Older blog entries for nikodemus (starting at number 68)

SBCL Numeric Performance Today

I've been working on and off on a new microbenchmark tool -- primarily for SBCL, but usable for other implementations as well. Last night I finally got around to teaching it how to generate pretty pictures, using Google Visualization API, and wrote a number of microbenchmarks that show the variety of numeric performance in SBCL.

Here it is: Performance of addition variants in SBCL 1.0.53.31 The higher the bar, the better the performance -- the numbers are million iterations of the benchmark per second of run-time.

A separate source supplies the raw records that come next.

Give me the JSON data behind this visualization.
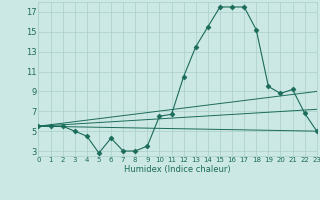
{
  "x": [
    0,
    1,
    2,
    3,
    4,
    5,
    6,
    7,
    8,
    9,
    10,
    11,
    12,
    13,
    14,
    15,
    16,
    17,
    18,
    19,
    20,
    21,
    22,
    23
  ],
  "line_main": [
    5.5,
    5.5,
    5.5,
    5.0,
    4.5,
    2.8,
    4.3,
    3.0,
    3.0,
    3.5,
    6.5,
    6.7,
    10.5,
    13.5,
    15.5,
    17.5,
    17.5,
    17.5,
    15.2,
    9.5,
    8.8,
    9.2,
    6.8,
    5.0
  ],
  "trend1_x": [
    0,
    23
  ],
  "trend1_y": [
    5.5,
    5.0
  ],
  "trend2_x": [
    0,
    23
  ],
  "trend2_y": [
    5.5,
    9.0
  ],
  "trend3_x": [
    0,
    23
  ],
  "trend3_y": [
    5.5,
    7.2
  ],
  "color": "#1a6b5a",
  "bg_color": "#cce8e4",
  "grid_color": "#aacfcb",
  "xlabel": "Humidex (Indice chaleur)",
  "yticks": [
    3,
    5,
    7,
    9,
    11,
    13,
    15,
    17
  ],
  "xticks": [
    0,
    1,
    2,
    3,
    4,
    5,
    6,
    7,
    8,
    9,
    10,
    11,
    12,
    13,
    14,
    15,
    16,
    17,
    18,
    19,
    20,
    21,
    22,
    23
  ],
  "xlim": [
    0,
    23
  ],
  "ylim": [
    2.5,
    18.0
  ]
}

Each benchmark does a roughly comparable task: adds two numbers. What varies is what the types of the numbers are, and how much the compiler knows about the situation. (In some benchmarks there may be an extra comparison or so per iteration to keep the compiler from getting and flushing out the code as effectless.) There are basically four classes of performance:

  • Superb: Modular inline integer arithmetic. This is performance essentially identical with what you'd expect from C or ASM.
  • Good: Compiler knows the types, the argument types are inline-arithmetic-friendly, the result type is not in doubt (addition of two fixnums can be a bignum), and the function doing the addition is inlined at the site where the results are unboxed and the result is used.
  • Decent: Compiler knows the types, the types are inline-arithmetic-friendly and have an immediate representation, but the function doing the addition is out of line.
  • Bad Generic arithmetic on anything else but fixnums small enough for the result to be a fixnum is just not that great.

What should be of interest to anyone optimizing floating point performance is that type-checking doesn't really cost anything measurable most of the time. All of those benchmarks do full type typechecks except for double-unsafe-sans-result+, and the gain over the safe variant is minuscule.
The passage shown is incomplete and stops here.